THE BBC’s internal complaints body has upheld two out five parts of a complaint made against a documentary broadcast by BBC Scotland four years ago.
The documentary, part of the Frontline Scotland strand, concerned the case of a man convicted of sexually abusing children at a children’s home.
The programme examined “whether some of the children he cared for made up false allegations against him in order to claim compensation and asks whether historical child abuse cases leave anyone who has ever worked with children open to accusations”.
The editorial standards committee of the BBC Trust considered a complaint from one of the children.
It concluded that the programme had not made sufficient attempts to give the complainant a fair opportunity to respond, and that the on-air explanation of the complainant’s non-participation in the programme was inadequate.
It also noted that a key premise of the programme was that it would present evidence that the jury did not hear, which would cast doubt on the conviction.
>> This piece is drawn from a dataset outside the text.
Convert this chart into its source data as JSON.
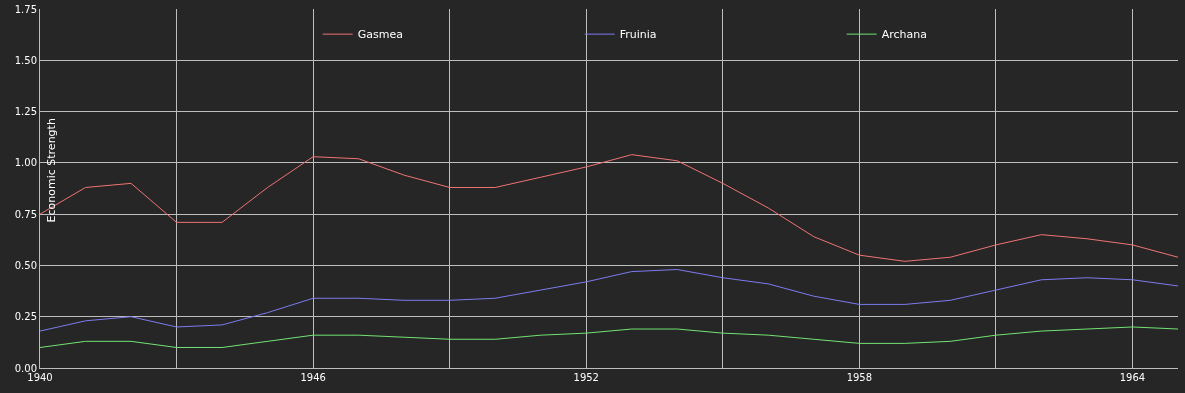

The committee concluded that this ‘new’ evidence was not adequately researched or tested. It also concluded that some interviews were not edited fairly.
It did not, however, uphold the following other components of the complaint:
Treatment of other interviewees
The committee concluded that other contributors were treated appropriately during interviews.
The committee accepted that people who knew the complainant from his time in the children’s home would have been able to identify him, but that his involvement in the case would already have been known to them. The committee did not accept that the wider general public would have been able to identify the complainant.
Conflicts of interest
The committee found no evidence of any improper relationship between the programme makers and the children’s home.
The committee also noted that the complaint had been “badly handled”, but that the BBC’s overall complaints-handling procedures had been “transformed” since this particular complaint had been instigated.
The committee expressed concern that any failures might be the result of systemic failures. Therefore, it was agreed that the committee chair will write to the BBC’s deputy director-general asking for a report on issues, including:
* Did the failures arise because of undue pressures on time or budget?
* To what extent was the long run of the programme and the need to meet
deadlines a contributory factor?
* Was there sufficient editorial oversight? and
* What are the lessons for complaints handling in the future?